San Bernardino County will ask the state’s highest court to let Supervisor Dawn Rowe remain on the board while it appeals a superior court judge’s ruling that her appointment was “null and void” and must be rescinded. The county plans to file a petition with the California Supreme Court after an appellate court denied its request to let Rowe stay while the appeal moves forward.
The county is appealing a judge’s ruling that said the process used to fill the 3rd District supervisor’s seat violated the state’s open-meeting law. The judge also ordered that the appointment be rescinded, giving Gov.

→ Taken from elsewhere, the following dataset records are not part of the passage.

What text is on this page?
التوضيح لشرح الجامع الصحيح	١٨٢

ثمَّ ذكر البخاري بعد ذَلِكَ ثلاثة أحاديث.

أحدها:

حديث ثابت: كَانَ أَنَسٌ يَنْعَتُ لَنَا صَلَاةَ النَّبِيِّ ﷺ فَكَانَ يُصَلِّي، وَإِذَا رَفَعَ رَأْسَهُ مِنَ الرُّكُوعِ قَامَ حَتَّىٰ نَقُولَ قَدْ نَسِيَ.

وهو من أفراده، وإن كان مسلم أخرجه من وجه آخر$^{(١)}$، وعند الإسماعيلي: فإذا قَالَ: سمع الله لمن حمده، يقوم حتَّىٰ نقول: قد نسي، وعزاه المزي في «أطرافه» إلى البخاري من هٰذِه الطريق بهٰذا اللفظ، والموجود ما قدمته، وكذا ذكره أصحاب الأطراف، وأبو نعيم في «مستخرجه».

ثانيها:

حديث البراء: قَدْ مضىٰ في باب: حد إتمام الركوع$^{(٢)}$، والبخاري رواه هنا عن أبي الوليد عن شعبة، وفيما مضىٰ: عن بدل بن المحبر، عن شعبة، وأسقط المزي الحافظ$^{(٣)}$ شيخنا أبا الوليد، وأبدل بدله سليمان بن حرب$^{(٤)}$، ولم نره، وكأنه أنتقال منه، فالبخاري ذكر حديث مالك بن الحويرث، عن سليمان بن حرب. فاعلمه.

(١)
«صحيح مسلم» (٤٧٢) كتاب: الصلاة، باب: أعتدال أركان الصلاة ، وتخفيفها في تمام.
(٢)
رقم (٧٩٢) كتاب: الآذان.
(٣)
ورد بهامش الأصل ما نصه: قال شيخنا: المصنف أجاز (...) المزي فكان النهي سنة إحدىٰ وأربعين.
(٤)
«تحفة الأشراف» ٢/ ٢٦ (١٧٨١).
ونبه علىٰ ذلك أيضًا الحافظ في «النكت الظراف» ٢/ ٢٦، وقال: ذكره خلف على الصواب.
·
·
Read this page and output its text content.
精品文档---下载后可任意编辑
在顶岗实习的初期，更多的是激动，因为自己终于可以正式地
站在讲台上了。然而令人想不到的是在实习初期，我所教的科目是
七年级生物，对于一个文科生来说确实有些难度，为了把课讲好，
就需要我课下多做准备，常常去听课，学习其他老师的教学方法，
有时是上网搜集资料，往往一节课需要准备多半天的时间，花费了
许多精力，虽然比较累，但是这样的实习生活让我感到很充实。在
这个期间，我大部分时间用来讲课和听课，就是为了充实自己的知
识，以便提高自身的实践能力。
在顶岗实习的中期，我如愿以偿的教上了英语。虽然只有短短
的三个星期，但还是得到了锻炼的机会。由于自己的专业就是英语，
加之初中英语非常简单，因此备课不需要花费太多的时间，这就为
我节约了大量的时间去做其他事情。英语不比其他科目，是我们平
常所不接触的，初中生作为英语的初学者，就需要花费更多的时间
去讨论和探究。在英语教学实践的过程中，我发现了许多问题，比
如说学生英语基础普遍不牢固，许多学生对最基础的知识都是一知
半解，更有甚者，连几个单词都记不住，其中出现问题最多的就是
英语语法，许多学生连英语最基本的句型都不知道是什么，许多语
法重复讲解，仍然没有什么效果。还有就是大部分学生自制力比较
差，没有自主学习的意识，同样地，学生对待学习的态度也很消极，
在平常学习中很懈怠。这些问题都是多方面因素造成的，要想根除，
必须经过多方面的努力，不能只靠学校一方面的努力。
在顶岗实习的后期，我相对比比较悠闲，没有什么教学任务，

Gavin Newsom a chance to pick a new supervisor.
I.E. United, the political advocacy group that sued over the appointment, said the appellate court’s ruling is clear. “She is no longer supervisor,” it said. “She is not supposed to be sitting in any official capacity at all.”
The county’s position is that Rowe is still supervisor until the board rescinds her appointment, which could happen at its next meeting, January 28, at the earliest.
The appellate court’s decision comes two months before the March 3 election, in which Rowe is running for the 3rd district seat against five other candidates. If a candidate wins more than 50 percent of the vote in March, he or she would win. If none gets more than 50 percent, there would be a November runoff between the top two candidates. If the governor appoints someone to the seat, the appointee would serve until the winning candidate is sworn in in December.